Cortisol is an accepted, objective stress-related biomarker, because dysregulation of the level of cortisol is related to pathologies associated with stress-related symptoms, such as anxiety, depression, and negative affect [34–36]. However, a previous cross-sectional study of meditation and our previous cross-sectional study of yoga demonstrated that the baseline cortisol level of long-term practitioners was almost the same as that of a control group [6, 37]. Our present results also showed no significant change in urinary cortisol level by 12 weeks of yoga training. Although it has been reported that chronic stress causes a high basal cortisol level, the basal cortisol level of most healthy participants may be stable at a lower concentration. Another possibility is that we did not get the accurate peak cortisol level of all participants because we did not take into consideration differences in the participant’s sleep/wake schedules, although urine was collected between 6:00 and 9:00 am. Circadian rhythm should be tracked leading up to the urine collection to more accurately measure the cortisol level.

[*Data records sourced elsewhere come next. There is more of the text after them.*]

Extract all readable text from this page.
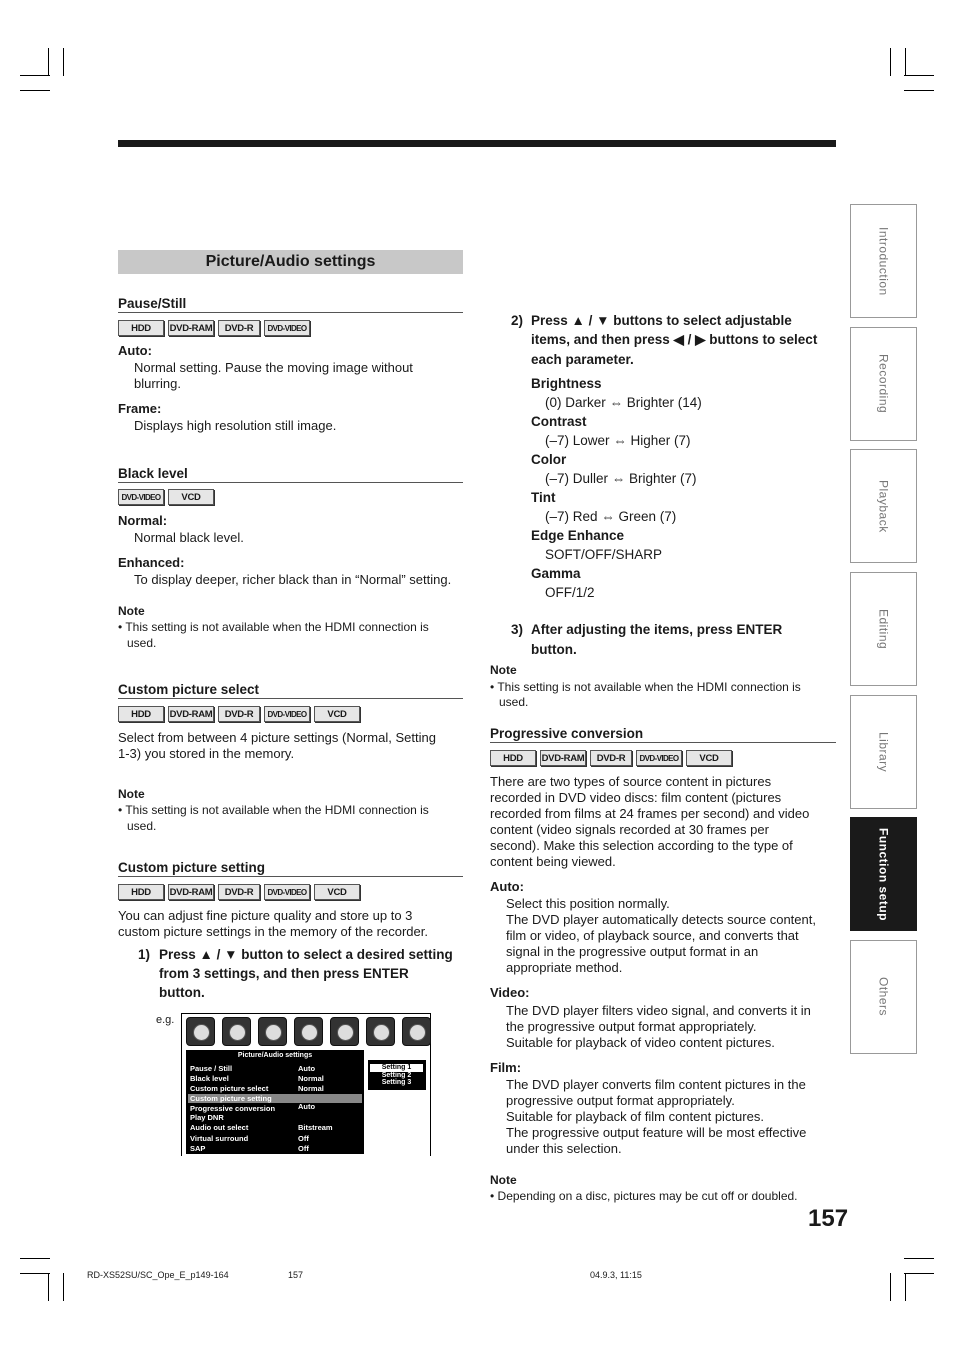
Picture/Audio settings
Pause/Still
HDD	DVD-RAM	DVD-R	DVD-VIDEO
Auto:
Normal setting. Pause the moving image without
blurring.
Frame:
Displays high resolution still image.
Black level
DVD-VIDEO	VCD
Normal:
Normal black level.
Enhanced:
To display deeper, richer black than in “Normal” setting.
Note
• This setting is not available when the HDMI connection is
used.
Custom picture select
HDD	DVD-RAM	DVD-R	DVD-VIDEO	VCD
Select from between 4 picture settings (Normal, Setting
1-3) you stored in the memory.
Note
• This setting is not available when the HDMI connection is
used.
Custom picture setting
HDD	DVD-RAM	DVD-R	DVD-VIDEO	VCD
You can adjust fine picture quality and store up to 3
custom picture settings in the memory of the recorder.
1) Press ▲ / ▼ button to select a desired setting
from 3 settings, and then press ENTER
button.
e.g.
Picture/Audio settings
Pause / Still	Auto
Black level	Normal
Custom picture select	Normal
Custom picture setting
Progressive conversion	Auto
Play DNR
Audio out select	Bitstream
Virtual surround	Off
SAP	Off
Setting 1
Setting 2
Setting 3
2) Press ▲ / ▼ buttons to select adjustable
items, and then press ◀ / ▶ buttons to select
each parameter.
Brightness
(0) Darker ⇔ Brighter (14)
Contrast
(–7) Lower ⇔ Higher (7)
Color
(–7) Duller ⇔ Brighter (7)
Tint
(–7) Red ⇔ Green (7)
Edge Enhance
SOFT/OFF/SHARP
Gamma
OFF/1/2
3) After adjusting the items, press ENTER
button.
Note
• This setting is not available when the HDMI connection is
used.
Progressive conversion
HDD	DVD-RAM	DVD-R	DVD-VIDEO	VCD
There are two types of source content in pictures
recorded in DVD video discs: film content (pictures
recorded from films at 24 frames per second) and video
content (video signals recorded at 30 frames per
second). Make this selection according to the type of
content being viewed.
Auto:
Select this position normally.
The DVD player automatically detects source content,
film or video, of playback source, and converts that
signal in the progressive output format in an
appropriate method.
Video:
The DVD player filters video signal, and converts it in
the progressive output format appropriately.
Suitable for playback of video content pictures.
Film:
The DVD player converts film content pictures in the
progressive output format appropriately.
Suitable for playback of film content pictures.
The progressive output feature will be most effective
under this selection.
Note
• Depending on a disc, pictures may be cut off or doubled.
Introduction
Recording
Playback
Editing
Library
Function setup
Others
157
RD-XS52SU/SC_Ope_E_p149-164	157	04.9.3, 11:15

This study has some limitations. The first is the small sample size. However, we were able to demonstrate significant differences in somatization and psychological scores because there were more participants than the calculated sample size necessary to insure significance. The second limitation is that there is a lack of a comparison group. By using the previous data as a reference, we were able to show that the data of the yoga-training group before yoga training were almost the same as the data of the control group, except for the level of 8-OHdG. Also, the data of the yoga-training group after yoga training were almost the same as the data in the long-term yoga group. These data indicate that the changes of somatization and psychological symptoms in the yoga-training group compared with the “true” control group would have remained significant if an RCT has been used. Despite these limitations, the present findings suggest that yoga training can reduce the somatization score and scores related to mental health indicators, such as anxiety, depression, anger, and fatigue. Yoga training may affect both physical and mental well-being and be useful for preventing somatization and mental disorders. Further studies that measure psychosomatic symptoms and stress-related biomarkers of patients with somatization using yoga intervention compared with controls without yoga intervention, taking into consideration differences in their sleep/wake schedules using methods such as 24 hr urine collection, and/or sleep/wake logs, are needed to verify the effect of yoga.